Os dados epidemiológicos revelam que a maioria dos casos registrados está concentrada na região do Vale do Paraíba, onde foram anotar cinco casos, sendo que quatro deles resultaram em óbito, todos em Lagoinha. Outros dois casos foram identificados em Cruzeiro, sem mortes, e um em Cunha, que também resultou em falecimento. Os restantes dos casos foram notificados na região de Sorocaba, com um caso em Araçariguama e o óbito mais recente em Lençóis Paulista.

A febre amarela é uma arbovirose, ou seja, uma doença viral transmitida por mosquitos. Os principais vetores do vírus são os insetos dos gêneros Haemagogus e Sabethes, que atuam especialmente em ambientes silvestres. Embora a transmissão urbana pelo Aedes aegypti, conhecido por transmitir dengue, seja considerada rara, o risco de contração da febre amarela é maior em áreas rurais e de mata, onde turistas e moradores podem estar em contato direto com os mosquitos.

É importante esclarecer que, apesar de outros primatas também serem hospedeiros naturais do vírus, como os macacos, eles não transmitem a febre amarela para os humanos. A presença do vírus em macacos é utilizada como um indicador para monitorar a circulação do patógeno na região, podendo sinalizar riscos à população local. Recentemente, um macaco foi diagnosticado com febre amarela na cidade de Santo André, no ABC paulista, mesmo sem registros de casos em humanos naquela área.

Para se proteger contra a febre amarela, a vacinação é o método mais eficaz. O imunizante é recomendado especialmente para aqueles que nunca foram vacinados e que residem ou planejam visitar áreas onde a doença circula. A vacinação deve ser feita, idealmente, pelo menos 10 dias antes da viagem.

No Sistema Único de Saúde (SUS), a vacina está disponível com as seguintes orientações:

  • Crianças: Uma dose aos 9 meses e um reforço aos 4 anos.
  • Pessoas que receberam apenas uma dose antes dos 5 anos: Uma dose de reforço.
  • Pessoas de 5 a 59 anos que nunca foram vacinadas: Imunização em dose única.
  • Pessoas com 60 anos ou mais que moram ou vão para áreas de risco: Devem atualizar a vacina, desde que não haja contraindicação médica.

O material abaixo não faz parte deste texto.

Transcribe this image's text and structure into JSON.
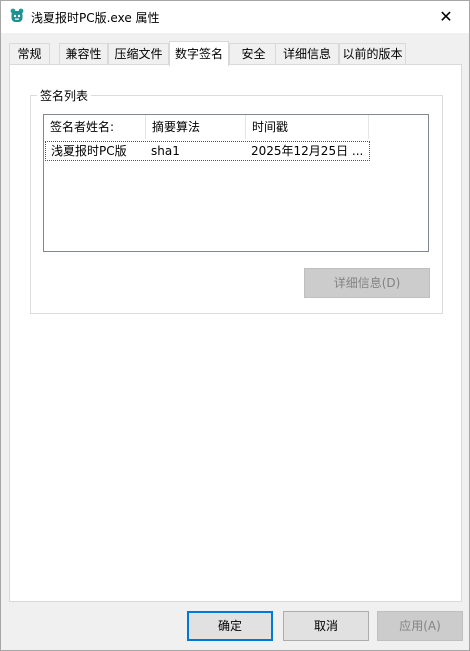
{
  "window": {
    "title": "浅夏报时PC版.exe 属性",
    "close_symbol": "✕"
  },
  "tabs": [
    {
      "label": "常规"
    },
    {
      "label": "兼容性"
    },
    {
      "label": "压缩文件"
    },
    {
      "label": "数字签名"
    },
    {
      "label": "安全"
    },
    {
      "label": "详细信息"
    },
    {
      "label": "以前的版本"
    }
  ],
  "active_tab": "数字签名",
  "signature_group": {
    "legend": "签名列表",
    "columns": [
      "签名者姓名:",
      "摘要算法",
      "时间戳"
    ],
    "rows": [
      {
        "signer": "浅夏报时PC版",
        "algorithm": "sha1",
        "timestamp": "2025年12月25日 ..."
      }
    ],
    "details_button": "详细信息(D)"
  },
  "footer": {
    "ok": "确定",
    "cancel": "取消",
    "apply": "应用(A)"
  },
  "colors": {
    "accent": "#0078d7",
    "window_bg": "#f0f0f0"
  }
}
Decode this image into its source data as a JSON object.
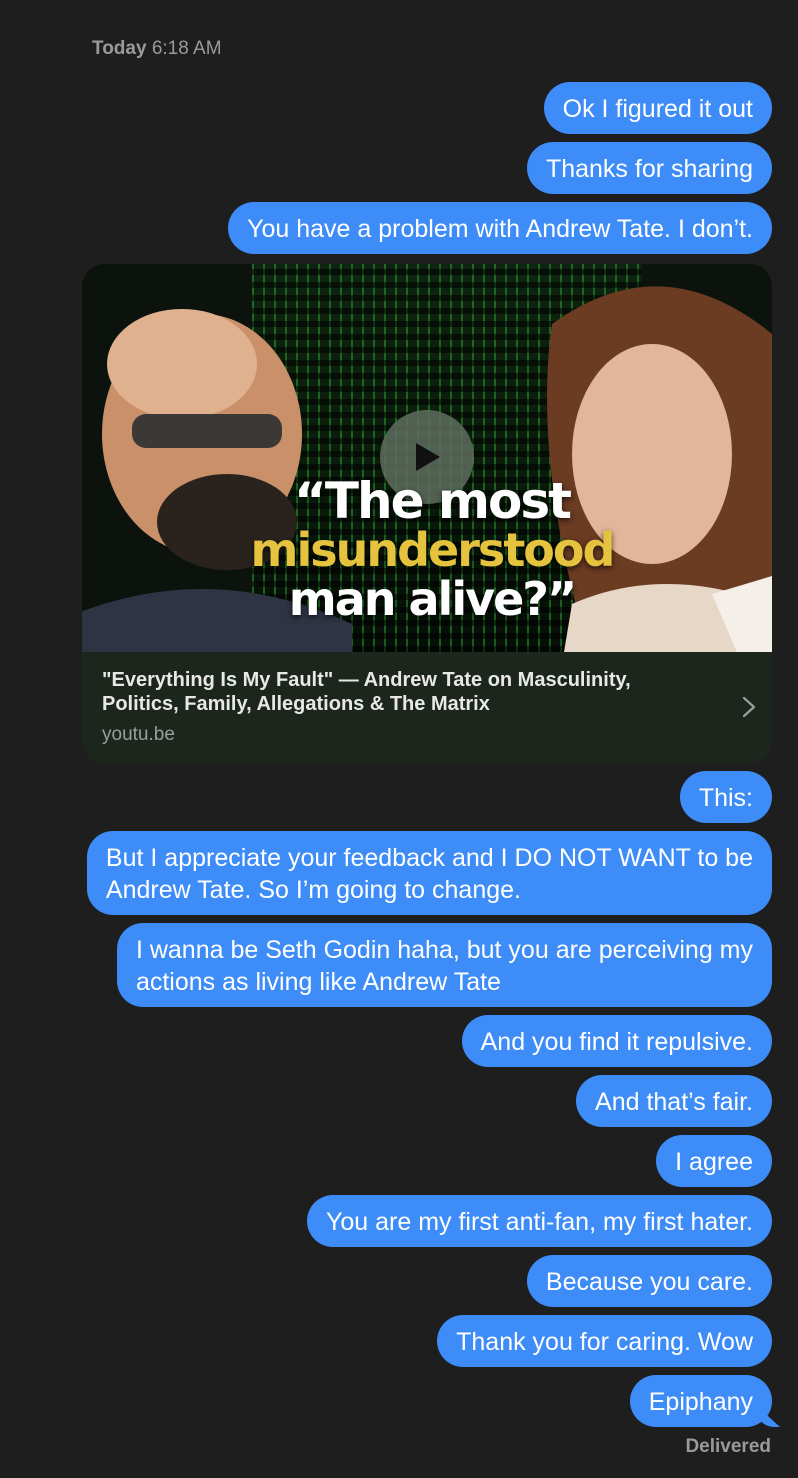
{
  "timestamp": {
    "day": "Today",
    "time": "6:18 AM"
  },
  "messages": {
    "m1": "Ok I figured it out",
    "m2": "Thanks for sharing",
    "m3": "You have a problem with Andrew Tate. I don’t.",
    "m4": "This:",
    "m5": "But I appreciate your feedback and I DO NOT WANT to be\nAndrew Tate. So I’m going to change.",
    "m6": "I wanna be Seth Godin haha, but you are perceiving my\nactions as living like Andrew Tate",
    "m7": "And you find it repulsive.",
    "m8": "And that’s fair.",
    "m9": "I agree",
    "m10": "You are my first anti-fan, my first hater.",
    "m11": "Because you care.",
    "m12": "Thank you for caring. Wow",
    "m13": "Epiphany"
  },
  "link_preview": {
    "thumb_line1": "“The most",
    "thumb_line2": "misunderstood",
    "thumb_line3": "man alive?”",
    "title": "\"Everything Is My Fault\" — Andrew Tate on Masculinity, Politics, Family, Allegations & The Matrix",
    "domain": "youtu.be"
  },
  "status": "Delivered",
  "colors": {
    "background": "#1e1e1e",
    "bubble": "#3d8cf7",
    "secondary_text": "#9a9a9a",
    "thumb_highlight": "#e5c33f"
  }
}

Além disso, aqueles que receberam a vacina fracionada durante o surto de 2018 devem completar o esquema vacinal, já que a proteção conferida por essa estratégia é limitada e expira em 2026.

Para pessoas que não podem receber a vacina, como bebês com menos de 9 meses e idosos com contraindicações, é essencial adotar medidas básicas de proteção contra os mosquitos. Isso inclui o uso de repelentes adequados e a instalação de mosquiteiros para evitar picadas.


Desta forma, a confirmação de mais casos de febre amarela em São Paulo reforça a importância da vacinação e das medidas de prevenção. A disseminação do vírus em áreas rurais e a quantidade de óbitos são alarmantes, exigindo atenção redobrada da população e das autoridades de saúde.

Em resumo, a vacinação deve ser encarada como uma prioridade, especialmente para aqueles que vivem ou planejam visitar regiões de risco. O governo deve intensificar as campanhas de conscientização sobre a necessidade de se vacinar e as formas de evitar picadas de mosquito.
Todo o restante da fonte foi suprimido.